Thursday, July 27, 2006

Bookslut | The Keep by Jennifer Egan
pretty well done summary - funny but less funny than the book - which was really really funny to me at points - funny funny Danny -
The publisher’s blurb says the two main characters, Danny and Howie, are “bonded by a childhood prank whose devastating consequences changed both their lives.” One, that sounds like they were in the movie River’s Edge or something; two, I hate book-jacket hint-dropping, because I spend all of my reading time trying to figure out what it is and waiting for the author to spill the beans; three, the statement isn’t quite accurate; four, is “whose” the correct pronoun for a prank? right the prank is the who. but all that bothers me is that it isn't accurate and niether is the rest of the jacket copy, I would like it if publishers wrote accurate jacket copy, can the author be more involved (is she?) ? Egan gives it up within 17 pages: Danny, in an attempt to be cool in front of an older cousin, sells out friend and cousin Howie and, oops!, almost kills him. Howie goes from a D&D-playing fatty nerd to reform school j.d., while Danny becomes the perfect son. Is that a bond? good sum
They don’t speak again for 20 or so years until the now wildly successful Howard (Howie is long gone) sends Danny a ticket to some mysteriously-named East-European country where he’s renovating an 800-year-old castle into a high-concept hotel -- so could Danny maybe just pop on over to help?
Danny sure could, but he has to pack a portable satellite dish first so he won’t miss any important calls while he’s gone. Danny, Danny… Danny's so funny While Howie was transforming into Howard, the handsome guy who Has It All, Danny cultivated his gift for getting close to people in power -- and then really pissing them off so that leaving the country to visit with a cousin he almost killed seemed like a godsend. good
Danny complains that, after 18 years in New York, he can walk down Lower Broadway and recognize every face without actually knowing anyone, and feels compelled to greet them; he can’t afford to be rude, really, when his entire life is about connections. (What he’s trying to say is: Girls would turn the color of an avocado/When he drove down the street in his El Dorado.)
So this castle has… a Keep, which the castle’s ancient-and-magical-realistic heiress good is using as a fortress against Howard and Co. ...
At the outset, the book seems to be Danny’s story, but then we find out that, no!, this campfire story is in fact the product of a prison writing class, and the author, who claims to be recounting a story someone told him, seems to have a lot of empathy for Danny huh I guess well he writes from Danny's point of view -- and writing talent, too.
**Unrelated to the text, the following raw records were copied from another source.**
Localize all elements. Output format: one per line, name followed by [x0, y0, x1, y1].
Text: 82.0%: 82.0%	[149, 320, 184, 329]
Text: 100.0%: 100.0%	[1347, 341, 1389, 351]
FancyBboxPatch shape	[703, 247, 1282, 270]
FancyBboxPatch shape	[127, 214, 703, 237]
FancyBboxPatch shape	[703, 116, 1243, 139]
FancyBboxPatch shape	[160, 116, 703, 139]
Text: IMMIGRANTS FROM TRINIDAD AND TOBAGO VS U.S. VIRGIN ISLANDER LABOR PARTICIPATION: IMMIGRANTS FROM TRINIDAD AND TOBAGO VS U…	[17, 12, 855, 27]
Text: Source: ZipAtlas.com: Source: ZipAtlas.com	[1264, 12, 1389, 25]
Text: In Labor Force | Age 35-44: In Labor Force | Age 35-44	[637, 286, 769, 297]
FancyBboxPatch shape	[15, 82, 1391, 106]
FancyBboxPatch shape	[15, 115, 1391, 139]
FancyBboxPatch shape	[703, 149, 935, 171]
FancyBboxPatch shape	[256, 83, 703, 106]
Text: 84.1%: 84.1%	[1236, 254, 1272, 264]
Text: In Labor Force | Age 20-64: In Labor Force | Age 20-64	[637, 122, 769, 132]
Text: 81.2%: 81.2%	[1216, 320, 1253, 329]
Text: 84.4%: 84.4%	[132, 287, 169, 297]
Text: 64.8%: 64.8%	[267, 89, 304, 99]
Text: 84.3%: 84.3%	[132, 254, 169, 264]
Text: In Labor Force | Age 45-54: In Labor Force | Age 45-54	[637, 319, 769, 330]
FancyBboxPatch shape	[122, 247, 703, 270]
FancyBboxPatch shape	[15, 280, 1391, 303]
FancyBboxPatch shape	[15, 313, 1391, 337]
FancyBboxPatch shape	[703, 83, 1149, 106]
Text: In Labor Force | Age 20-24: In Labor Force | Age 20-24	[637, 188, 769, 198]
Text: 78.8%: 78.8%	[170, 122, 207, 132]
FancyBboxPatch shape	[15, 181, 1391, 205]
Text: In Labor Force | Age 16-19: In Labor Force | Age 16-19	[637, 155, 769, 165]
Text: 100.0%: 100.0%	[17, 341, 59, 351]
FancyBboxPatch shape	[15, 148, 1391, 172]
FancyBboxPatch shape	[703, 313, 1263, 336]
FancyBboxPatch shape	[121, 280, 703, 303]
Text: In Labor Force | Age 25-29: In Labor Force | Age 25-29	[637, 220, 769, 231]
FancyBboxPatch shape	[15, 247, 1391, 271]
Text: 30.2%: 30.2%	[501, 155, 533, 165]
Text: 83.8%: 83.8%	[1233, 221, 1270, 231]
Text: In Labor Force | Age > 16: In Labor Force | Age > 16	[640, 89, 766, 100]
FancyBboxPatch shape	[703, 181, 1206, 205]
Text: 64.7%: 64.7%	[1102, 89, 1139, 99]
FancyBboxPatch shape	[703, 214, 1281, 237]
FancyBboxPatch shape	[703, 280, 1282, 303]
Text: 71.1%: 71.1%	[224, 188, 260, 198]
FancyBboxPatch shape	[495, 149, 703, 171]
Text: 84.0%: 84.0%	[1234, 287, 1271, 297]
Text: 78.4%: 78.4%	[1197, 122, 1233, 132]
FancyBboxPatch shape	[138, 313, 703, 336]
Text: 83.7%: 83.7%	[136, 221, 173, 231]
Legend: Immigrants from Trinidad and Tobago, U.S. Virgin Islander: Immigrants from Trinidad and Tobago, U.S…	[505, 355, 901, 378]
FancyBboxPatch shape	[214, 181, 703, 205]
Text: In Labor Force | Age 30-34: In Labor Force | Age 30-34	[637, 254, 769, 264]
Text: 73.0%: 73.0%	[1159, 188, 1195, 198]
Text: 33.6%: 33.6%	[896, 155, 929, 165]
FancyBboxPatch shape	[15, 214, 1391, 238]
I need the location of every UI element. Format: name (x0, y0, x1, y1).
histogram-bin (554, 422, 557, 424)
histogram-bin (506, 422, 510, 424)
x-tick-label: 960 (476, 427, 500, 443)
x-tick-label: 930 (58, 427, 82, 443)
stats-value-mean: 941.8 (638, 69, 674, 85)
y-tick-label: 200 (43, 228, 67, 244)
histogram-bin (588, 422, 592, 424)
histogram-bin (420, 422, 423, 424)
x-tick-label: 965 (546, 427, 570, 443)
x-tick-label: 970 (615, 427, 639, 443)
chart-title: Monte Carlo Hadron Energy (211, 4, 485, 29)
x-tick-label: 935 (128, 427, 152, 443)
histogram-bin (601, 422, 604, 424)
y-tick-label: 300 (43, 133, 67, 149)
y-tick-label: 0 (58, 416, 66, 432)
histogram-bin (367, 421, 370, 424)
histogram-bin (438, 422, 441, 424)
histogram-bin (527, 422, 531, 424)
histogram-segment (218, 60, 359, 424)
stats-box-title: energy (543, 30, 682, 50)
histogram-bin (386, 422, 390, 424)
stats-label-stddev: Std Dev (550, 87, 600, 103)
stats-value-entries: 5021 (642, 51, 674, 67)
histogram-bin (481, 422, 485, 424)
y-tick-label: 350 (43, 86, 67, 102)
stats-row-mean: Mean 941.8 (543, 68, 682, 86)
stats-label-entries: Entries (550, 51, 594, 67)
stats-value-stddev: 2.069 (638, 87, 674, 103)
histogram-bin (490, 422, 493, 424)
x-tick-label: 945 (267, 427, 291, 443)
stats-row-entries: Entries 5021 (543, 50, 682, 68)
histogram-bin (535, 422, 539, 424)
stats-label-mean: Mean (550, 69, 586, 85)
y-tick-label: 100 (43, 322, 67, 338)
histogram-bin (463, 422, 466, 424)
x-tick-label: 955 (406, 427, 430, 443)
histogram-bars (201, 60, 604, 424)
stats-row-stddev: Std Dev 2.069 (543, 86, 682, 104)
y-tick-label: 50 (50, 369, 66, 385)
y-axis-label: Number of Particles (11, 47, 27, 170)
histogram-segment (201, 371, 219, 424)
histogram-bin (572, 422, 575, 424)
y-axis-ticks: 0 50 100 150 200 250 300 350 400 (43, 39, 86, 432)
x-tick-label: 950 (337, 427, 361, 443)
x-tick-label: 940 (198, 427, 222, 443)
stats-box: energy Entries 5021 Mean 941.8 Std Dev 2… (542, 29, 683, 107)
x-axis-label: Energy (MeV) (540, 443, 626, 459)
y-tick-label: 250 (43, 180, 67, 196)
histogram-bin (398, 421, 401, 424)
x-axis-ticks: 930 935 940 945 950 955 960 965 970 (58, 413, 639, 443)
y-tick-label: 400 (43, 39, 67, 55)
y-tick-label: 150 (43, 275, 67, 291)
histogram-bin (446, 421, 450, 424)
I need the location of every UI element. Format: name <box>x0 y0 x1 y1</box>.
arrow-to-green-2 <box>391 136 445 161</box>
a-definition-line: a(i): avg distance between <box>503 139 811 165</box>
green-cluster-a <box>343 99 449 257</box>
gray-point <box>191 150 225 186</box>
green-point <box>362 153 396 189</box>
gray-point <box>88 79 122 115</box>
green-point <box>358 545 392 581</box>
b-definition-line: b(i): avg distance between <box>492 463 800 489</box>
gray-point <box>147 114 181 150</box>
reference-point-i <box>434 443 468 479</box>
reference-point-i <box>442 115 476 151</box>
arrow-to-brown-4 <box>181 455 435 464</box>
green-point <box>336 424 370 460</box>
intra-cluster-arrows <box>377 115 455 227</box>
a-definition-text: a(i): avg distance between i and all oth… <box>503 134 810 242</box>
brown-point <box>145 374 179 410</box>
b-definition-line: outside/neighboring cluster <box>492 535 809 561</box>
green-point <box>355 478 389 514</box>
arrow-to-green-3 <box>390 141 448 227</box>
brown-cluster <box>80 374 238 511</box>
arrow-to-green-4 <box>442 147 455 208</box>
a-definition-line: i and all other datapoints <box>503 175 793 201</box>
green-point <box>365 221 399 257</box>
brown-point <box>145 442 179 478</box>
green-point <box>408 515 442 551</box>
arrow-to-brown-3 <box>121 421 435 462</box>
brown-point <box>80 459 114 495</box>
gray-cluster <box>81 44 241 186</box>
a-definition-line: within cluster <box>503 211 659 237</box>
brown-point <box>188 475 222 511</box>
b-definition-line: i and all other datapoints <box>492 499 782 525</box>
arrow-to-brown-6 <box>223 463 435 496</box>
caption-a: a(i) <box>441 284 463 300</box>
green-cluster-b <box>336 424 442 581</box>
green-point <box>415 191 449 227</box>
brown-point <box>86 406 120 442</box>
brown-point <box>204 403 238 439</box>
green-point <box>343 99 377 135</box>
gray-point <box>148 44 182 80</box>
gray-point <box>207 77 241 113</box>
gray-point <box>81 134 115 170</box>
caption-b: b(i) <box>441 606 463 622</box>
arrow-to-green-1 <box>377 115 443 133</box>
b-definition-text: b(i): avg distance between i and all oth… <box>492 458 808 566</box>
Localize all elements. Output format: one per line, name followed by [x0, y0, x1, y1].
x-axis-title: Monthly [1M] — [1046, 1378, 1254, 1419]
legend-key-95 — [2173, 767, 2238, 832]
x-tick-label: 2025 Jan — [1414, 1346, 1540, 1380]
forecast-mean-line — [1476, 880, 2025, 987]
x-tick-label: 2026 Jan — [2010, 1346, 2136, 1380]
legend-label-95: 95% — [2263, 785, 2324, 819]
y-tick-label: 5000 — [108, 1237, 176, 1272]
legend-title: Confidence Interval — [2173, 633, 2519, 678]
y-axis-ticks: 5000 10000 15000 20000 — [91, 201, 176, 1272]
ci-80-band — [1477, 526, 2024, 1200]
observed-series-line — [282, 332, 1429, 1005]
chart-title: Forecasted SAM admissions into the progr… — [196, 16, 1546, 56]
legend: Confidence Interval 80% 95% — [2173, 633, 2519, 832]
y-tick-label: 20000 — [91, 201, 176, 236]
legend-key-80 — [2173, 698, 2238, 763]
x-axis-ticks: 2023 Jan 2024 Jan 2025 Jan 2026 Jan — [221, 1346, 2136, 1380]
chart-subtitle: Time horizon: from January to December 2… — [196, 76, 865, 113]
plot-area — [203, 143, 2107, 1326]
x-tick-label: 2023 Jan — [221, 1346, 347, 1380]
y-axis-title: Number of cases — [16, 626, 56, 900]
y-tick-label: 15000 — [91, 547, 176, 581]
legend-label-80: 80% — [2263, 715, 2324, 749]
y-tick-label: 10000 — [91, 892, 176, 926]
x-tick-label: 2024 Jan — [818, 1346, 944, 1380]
So we get bits of the author’s prison life mixed in with the initial narrative.Then the book has this excellent ending, but what’s with all of those extra pages? oh . we don't agree. I did not like the ending. the xtra pages were okay with me (maybe added sth, maybe not much, did not detract.) tell me how the end was excellent! felt like the only false note in the song to me. but I'd like to hear it differently...
the extra pages were okay. sort of pleasant. a kind of third incorporation ('layer') of the telling. H puts tgthr R's manuscript re D. 'whose story is it?' and there might be other things to say about it as H's story ~? .
sad though, this layering. because I felt like I lost D. and then that was almost okay bcs left with R and maybe it's his story and I am int in him. but the lost him? well no, I guess that's why I like the last part. H lost R, but her telling sort of gives more of him to us. and then mind the loss of D less.